ChoCho Parrot (Web)

Step 1: Test for SSTI

While testing the input field, I noticed that whatever I typed into it was echoed back in the response. This is a sign that the application might be directly rendering our input inside a server-side template.

To test this hypothesis, I sent the basic SSTI payload {{7*7}}, ⁣ but it didn't work. After trying a a few other payloads, and they all failed, I decided to move on to another vulnerability.
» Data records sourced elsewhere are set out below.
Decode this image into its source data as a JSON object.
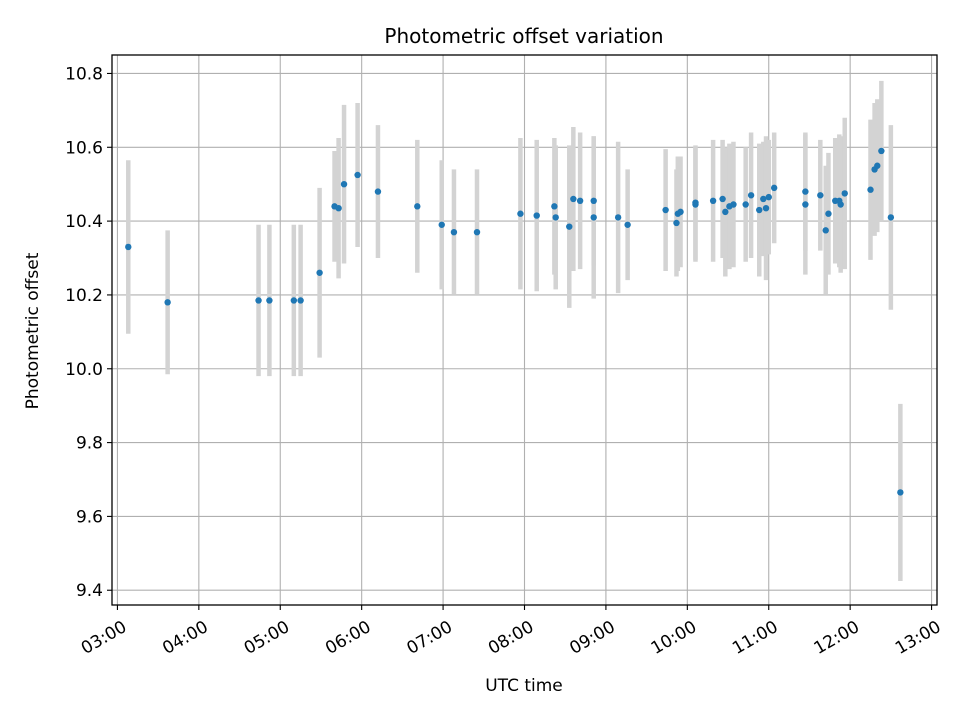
{
  "chart_data": {
    "type": "scatter",
    "title": "Photometric offset variation",
    "xlabel": "UTC time",
    "ylabel": "Photometric offset",
    "x_ticks": [
      "03:00",
      "04:00",
      "05:00",
      "06:00",
      "07:00",
      "08:00",
      "09:00",
      "10:00",
      "11:00",
      "12:00",
      "13:00"
    ],
    "y_ticks": [
      "9.4",
      "9.6",
      "9.8",
      "10.0",
      "10.2",
      "10.4",
      "10.6",
      "10.8"
    ],
    "xlim": [
      "02:56",
      "13:04"
    ],
    "ylim": [
      9.36,
      10.85
    ],
    "grid": true,
    "colors": {
      "point": "#1f77b4",
      "errorbar": "#d3d3d3",
      "grid": "#b0b0b0"
    },
    "series": [
      {
        "x": [
          "03:08",
          "03:37",
          "04:44",
          "04:52",
          "05:10",
          "05:15",
          "05:29",
          "05:40",
          "05:43",
          "05:47",
          "05:57",
          "06:12",
          "06:41",
          "06:59",
          "07:08",
          "07:25",
          "07:57",
          "08:09",
          "08:22",
          "08:23",
          "08:33",
          "08:36",
          "08:41",
          "08:51",
          "08:51",
          "09:09",
          "09:16",
          "09:44",
          "09:52",
          "09:53",
          "09:55",
          "10:06",
          "10:06",
          "10:19",
          "10:26",
          "10:28",
          "10:31",
          "10:34",
          "10:43",
          "10:47",
          "10:53",
          "10:56",
          "10:58",
          "11:00",
          "11:04",
          "11:27",
          "11:27",
          "11:38",
          "11:42",
          "11:44",
          "11:49",
          "11:52",
          "11:53",
          "11:56",
          "12:15",
          "12:18",
          "12:20",
          "12:23",
          "12:30",
          "12:37"
        ],
        "y": [
          10.33,
          10.18,
          10.185,
          10.185,
          10.185,
          10.185,
          10.26,
          10.44,
          10.435,
          10.5,
          10.525,
          10.48,
          10.44,
          10.39,
          10.37,
          10.37,
          10.42,
          10.415,
          10.44,
          10.41,
          10.385,
          10.46,
          10.455,
          10.41,
          10.455,
          10.41,
          10.39,
          10.43,
          10.395,
          10.42,
          10.425,
          10.445,
          10.45,
          10.455,
          10.46,
          10.425,
          10.44,
          10.445,
          10.445,
          10.47,
          10.43,
          10.46,
          10.435,
          10.465,
          10.49,
          10.445,
          10.48,
          10.47,
          10.375,
          10.42,
          10.455,
          10.455,
          10.445,
          10.475,
          10.485,
          10.54,
          10.55,
          10.59,
          10.41,
          9.665
        ],
        "yerr": [
          0.235,
          0.195,
          0.205,
          0.205,
          0.205,
          0.205,
          0.23,
          0.15,
          0.19,
          0.215,
          0.195,
          0.18,
          0.18,
          0.175,
          0.17,
          0.17,
          0.205,
          0.205,
          0.185,
          0.195,
          0.22,
          0.195,
          0.185,
          0.22,
          0.175,
          0.205,
          0.15,
          0.165,
          0.145,
          0.155,
          0.15,
          0.155,
          0.155,
          0.165,
          0.16,
          0.175,
          0.17,
          0.17,
          0.155,
          0.17,
          0.18,
          0.155,
          0.195,
          0.155,
          0.15,
          0.19,
          0.16,
          0.15,
          0.175,
          0.165,
          0.17,
          0.18,
          0.185,
          0.205,
          0.19,
          0.18,
          0.18,
          0.19,
          0.25,
          0.24
        ]
      }
    ]
  }
}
Step 2: Try Command Injection

I decided to try command injection by testing various payloads by using symbols like |, &&, and ;.

|id

Step 3: Enumerate the File System

Let’s look around for the flag.

|ls

I found a directory named ChoChoSecrets so let's check it out

|ls ChoChoSecrets

Found a file named myfavENVvariable.txt

Step 4: Dump Environment Variables

|cat ChoChoSecrets/myfavENVvariable.txt

The file hinted that something interesting is stored in the environment variables.

|printenv

And here we found the flag

Why Did | Work, but ; and && Didn’t?

When user input reaches a shell, symbols like ;, &&, and | are used to chain or control commands:

  • ; – runs multiple commands sequentially

  • && – runs the next command only if the previous one succeeds

  • | – takes the output of one command and pipes it into another

In command injection, we try to break out of the original command context and inject our own.

Since only the pipe (|) worked, while others like ;, &&, and () failed. That tells us that the application is filtering some characters but not others.

To confirm this, I viewed the source code by running:

|cat app.py

And here's what the relevant part showed:

sanitized_input = user_input.replace("(", "").replace(")", "").replace("&", "").replace(";", "")
result = subprocess.run(f"echo {sanitized_input}", shell=True, capture_output=True, text=True)

This tells us two things:

  1. shell=True: The input is being passed to a real shell, meaning any shell metacharacter that survives sanitization can trigger command execution.

  2. The app removes (, ), &, and ;, but leaves | intact

That’s why payloads like ; id or && id were blocked, but | id successfully triggered execution. The input ends up like this:

echo | id

Even though echo produces no output, the pipe still causes the id command to execute, and the output gets captured.